Tufts developmental biologist Michael Levin, whose groundbreaking work on the bioelectrical control of development and regeneration could lead to medical breakthroughs in areas such as birth defects, cancer, traumatic injury and degenerative diseases, will lead one of two Allen Discovery Centers—the other is at Stanford University.

The Allen Discovery Center at Tufts University for Reading and Writing the Morphogenetic Code will focus on the role bioelectrical signaling plays in orchestrating how cells communicate to create and repair complex anatomical shapes—an area of inquiry that Levin says is “the key to most problems in biomedicine.”

“We expect this center to drive a fundamental change in how we investigate, teach and learn the quantitative biological sciences, and how we extend that knowledge.”

The ability of cell networks to process information and make group decisions is implemented by bioelectrical, chemical and other signals. Errors in this process can give rise to birth defects and cancer. By learning the bioelectrical language that cells use to coordinate their activity toward correct organ shape and placement, researchers will get closer to the control of growth and form in a wide range of applications.

“We’re going to understand how cells and tissues decide what shape they’re supposed to build, how they figure out what to do in order to make that shape, and how they know when they’ve achieved that shape and can stop growth,” says Levin, A92, the Vannevar Bush Professor in the Department of Biology and director of the Tufts Center for Regenerative and Developmental Biology.

It’s been known for a long time that cells in the nervous system relay electrical signals throughout the body via rapid changes in voltage.
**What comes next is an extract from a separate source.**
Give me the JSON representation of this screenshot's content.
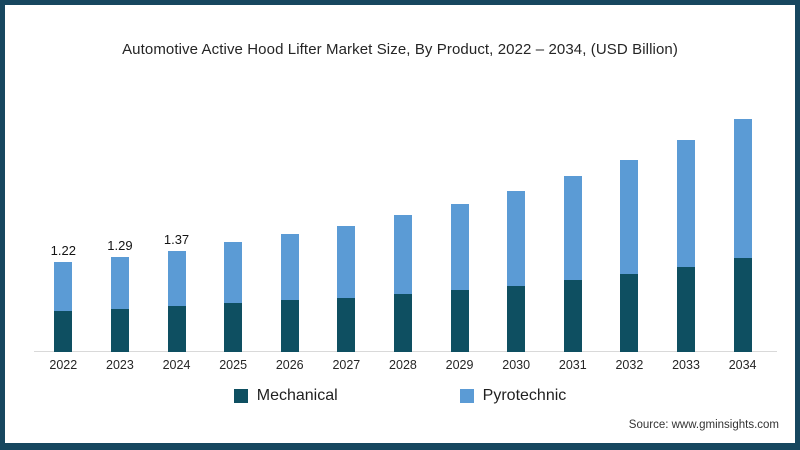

But in their groundbreaking research, Levin and his colleagues demonstrated that similar communication by many different cell types in the body underlies pattern formation—that is, the complex organization of cells and tissues during embryonic development. They showed that such communication is key to maintaining and fixing cellular and tissue organization in adulthood as well.

Levin’s lab is trying to determine how bioelectric communication among cells can be controlled to potentially prevent or reverse birth defects, injury, cancer and even aging (see “Electrical Signaling in Cells”).

Among their most recent findings, Levin and his team prevented tumors from forming and reversed malignancies after they developed by using light to control electrical signaling among cells.

Levin says the Allen Discovery Center at Tufts will allow him to invest in the people and tools needed to make more breakthroughs in this emerging field.

The Allen Center will likely be a game changer for the life sciences at Tufts. “We expect this center to drive a fundamental change in how we investigate, teach and learn the quantitative biological sciences, and how we extend that knowledge,” says President Anthony P. Monaco, who also holds faculty appointments in biology and neuroscience.

The centers at Tufts and Stanford each will receive up to $30 million over the next eight years.